The particle size of the coated ultrafine particles was measured by an electron microscope and found to be 25 to 10 nm, 30 to 15 nm, and 60 to 30 nm.

[Brief description of drawings]

FIG. 1 illustrates one embodiment of an apparatus for practicing the present invention.

FIG. 2 is a diagram showing another specific example of the apparatus for carrying out the present invention.

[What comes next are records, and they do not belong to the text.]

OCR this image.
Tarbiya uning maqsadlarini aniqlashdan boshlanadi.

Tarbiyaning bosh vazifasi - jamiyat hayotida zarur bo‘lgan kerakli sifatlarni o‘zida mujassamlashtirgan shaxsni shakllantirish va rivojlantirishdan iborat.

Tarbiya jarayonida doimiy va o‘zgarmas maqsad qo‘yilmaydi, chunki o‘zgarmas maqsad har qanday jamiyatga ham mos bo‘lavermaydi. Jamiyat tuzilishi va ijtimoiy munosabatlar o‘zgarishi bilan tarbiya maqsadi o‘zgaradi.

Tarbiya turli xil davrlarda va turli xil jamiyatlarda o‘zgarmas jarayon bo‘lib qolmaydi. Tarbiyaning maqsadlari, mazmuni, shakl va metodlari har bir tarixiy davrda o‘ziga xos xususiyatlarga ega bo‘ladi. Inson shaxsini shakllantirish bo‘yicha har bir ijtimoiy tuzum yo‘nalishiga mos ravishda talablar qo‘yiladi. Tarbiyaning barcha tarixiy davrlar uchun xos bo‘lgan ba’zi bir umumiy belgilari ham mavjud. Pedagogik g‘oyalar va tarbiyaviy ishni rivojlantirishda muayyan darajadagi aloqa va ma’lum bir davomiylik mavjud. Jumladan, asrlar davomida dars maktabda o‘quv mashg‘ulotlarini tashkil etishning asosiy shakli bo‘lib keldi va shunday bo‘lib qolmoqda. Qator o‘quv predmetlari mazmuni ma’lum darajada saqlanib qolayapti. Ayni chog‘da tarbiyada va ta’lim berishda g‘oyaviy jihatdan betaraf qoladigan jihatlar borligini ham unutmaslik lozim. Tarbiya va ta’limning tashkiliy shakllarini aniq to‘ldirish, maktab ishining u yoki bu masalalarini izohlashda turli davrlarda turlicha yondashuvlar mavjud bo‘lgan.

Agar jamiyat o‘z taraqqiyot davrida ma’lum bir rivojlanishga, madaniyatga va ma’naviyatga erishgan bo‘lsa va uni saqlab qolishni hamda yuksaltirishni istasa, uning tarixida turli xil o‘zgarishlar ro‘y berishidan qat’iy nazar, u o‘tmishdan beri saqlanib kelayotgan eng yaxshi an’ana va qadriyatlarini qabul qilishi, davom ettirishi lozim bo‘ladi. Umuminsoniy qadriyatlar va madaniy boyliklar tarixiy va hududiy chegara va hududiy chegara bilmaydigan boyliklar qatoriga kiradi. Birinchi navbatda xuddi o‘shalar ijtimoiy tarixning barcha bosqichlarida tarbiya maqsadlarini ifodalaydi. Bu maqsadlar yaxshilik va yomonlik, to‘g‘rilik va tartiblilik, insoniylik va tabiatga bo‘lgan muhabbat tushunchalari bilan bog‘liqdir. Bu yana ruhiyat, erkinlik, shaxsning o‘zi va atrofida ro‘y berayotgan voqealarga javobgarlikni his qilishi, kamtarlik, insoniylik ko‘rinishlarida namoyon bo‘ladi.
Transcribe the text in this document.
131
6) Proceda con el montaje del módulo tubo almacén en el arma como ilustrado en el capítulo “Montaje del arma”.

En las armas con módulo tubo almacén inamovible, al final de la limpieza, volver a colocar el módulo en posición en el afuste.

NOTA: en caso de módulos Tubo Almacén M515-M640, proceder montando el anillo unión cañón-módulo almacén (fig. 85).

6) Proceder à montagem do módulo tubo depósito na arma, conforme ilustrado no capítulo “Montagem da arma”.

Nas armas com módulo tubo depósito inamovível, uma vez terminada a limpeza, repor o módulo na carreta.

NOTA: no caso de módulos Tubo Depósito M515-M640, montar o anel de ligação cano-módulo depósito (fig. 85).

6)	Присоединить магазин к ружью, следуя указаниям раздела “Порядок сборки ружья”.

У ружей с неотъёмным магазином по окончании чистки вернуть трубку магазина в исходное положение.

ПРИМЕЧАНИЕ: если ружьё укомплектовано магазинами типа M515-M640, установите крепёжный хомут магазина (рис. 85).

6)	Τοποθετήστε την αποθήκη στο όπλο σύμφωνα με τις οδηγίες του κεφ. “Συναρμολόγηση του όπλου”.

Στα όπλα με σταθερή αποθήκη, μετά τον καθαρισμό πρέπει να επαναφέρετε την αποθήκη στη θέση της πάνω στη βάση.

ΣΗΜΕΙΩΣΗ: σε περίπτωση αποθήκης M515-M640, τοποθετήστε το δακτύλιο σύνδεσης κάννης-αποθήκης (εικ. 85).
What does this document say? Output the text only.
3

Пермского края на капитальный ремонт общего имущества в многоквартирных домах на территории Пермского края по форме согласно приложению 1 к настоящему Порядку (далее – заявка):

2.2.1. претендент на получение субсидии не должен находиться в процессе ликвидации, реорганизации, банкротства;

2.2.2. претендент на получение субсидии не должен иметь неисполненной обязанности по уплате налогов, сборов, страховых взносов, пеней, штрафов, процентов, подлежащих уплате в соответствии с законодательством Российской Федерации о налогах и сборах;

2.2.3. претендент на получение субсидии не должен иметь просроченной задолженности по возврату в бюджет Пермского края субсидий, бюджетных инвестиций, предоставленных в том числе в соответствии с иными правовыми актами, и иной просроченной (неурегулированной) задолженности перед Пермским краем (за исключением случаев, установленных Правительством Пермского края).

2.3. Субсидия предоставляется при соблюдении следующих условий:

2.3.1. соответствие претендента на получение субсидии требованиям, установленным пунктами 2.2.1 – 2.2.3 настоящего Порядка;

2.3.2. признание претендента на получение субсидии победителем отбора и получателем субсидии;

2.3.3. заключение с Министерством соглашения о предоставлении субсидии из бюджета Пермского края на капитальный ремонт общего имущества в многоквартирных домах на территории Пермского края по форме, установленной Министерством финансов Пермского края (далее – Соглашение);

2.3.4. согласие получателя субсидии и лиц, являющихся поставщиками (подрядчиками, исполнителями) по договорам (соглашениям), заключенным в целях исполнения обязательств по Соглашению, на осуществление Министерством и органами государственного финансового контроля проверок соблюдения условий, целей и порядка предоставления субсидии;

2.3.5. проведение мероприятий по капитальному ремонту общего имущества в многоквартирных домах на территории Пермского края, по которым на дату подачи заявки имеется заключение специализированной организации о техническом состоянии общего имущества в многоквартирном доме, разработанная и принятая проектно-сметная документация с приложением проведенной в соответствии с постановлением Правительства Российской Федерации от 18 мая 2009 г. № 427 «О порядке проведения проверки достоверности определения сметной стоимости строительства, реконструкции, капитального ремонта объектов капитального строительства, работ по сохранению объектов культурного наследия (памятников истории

 ─────────────────────────────────────────────────── ─── Continuation of the front page (72) Inventor Tadashi Tadashi 2-23-16 Midorigaoka, Oi-cho, Iruma-gun, Saitama (72) Inventor Satoshi Akiyama 17-22 Inari-cho, Kawagoe-shi, Saitama 202 (72) Inventor Miaki Hamada 3-4-8 Suehiro-cho, Kawagoe-shi, Saitama (72) Inventor Eisuke Kuroda 2-16-4 Nishikosenba-cho, Kawagoe-shi, Saitama (72) Inventor Kaoru Umeya Yagiyamamoto-cho, Taishiro-ku, Sendai-shi, Miyagi 1-30-13 (72) Inventor Tadakatsu Nabeya 1095-21 Yamanouchi, Kamakura, Kanagawa Prefecture (72) Inventor Yukio Sumida 55-520 Nakahara Yoshida, Watari Town, Watari District, Miyagi Prefecture Inventor Etsuo Toyama Kitakanbara District, Niigata Prefecture 3418 Manohara, Shiunji-cho, Oita, Japan (72) Kenichi Kimura 2-33-5 Yagiyamahonmachi, Taihaku-ku, Sendai City, Miyagi Prefecture Grace Yagiyama No.502

Claims (2)

[Claims] 1. A base material particle of an inorganic material or a metal material, wherein a flow of ultrafine particles of an inorganic material or a metal material is generated by a vapor phase method, and the surface of the ultrafine particles is coated with the ultrafine particles in the flow of the ultrafine particles. In the method of coating the surface of the base material particles with the ultrafine particles by bringing the ultrafine particles and the particles of the base material into contact with each other in a fluidized state, the method of changing the introduction position of the base material particles . 2. An apparatus for generating a flow of ultrafine particles of an inorganic material or a metal material by a vapor phase method, and a base material of an inorganic or metal material whose surface is to be coated with the ultrafine particles in the flow of the ultrafine particles. And a device adapted to bring the ultrafine particles and the base material particles into contact with each other in a fluidized state, and the base material particle charging device is configured to change the introduction position of the base material particles. An apparatus for producing particles in which the surface of base material particles of an inorganic material or a metal material is coated with ultrafine particles of an inorganic material or a metal material.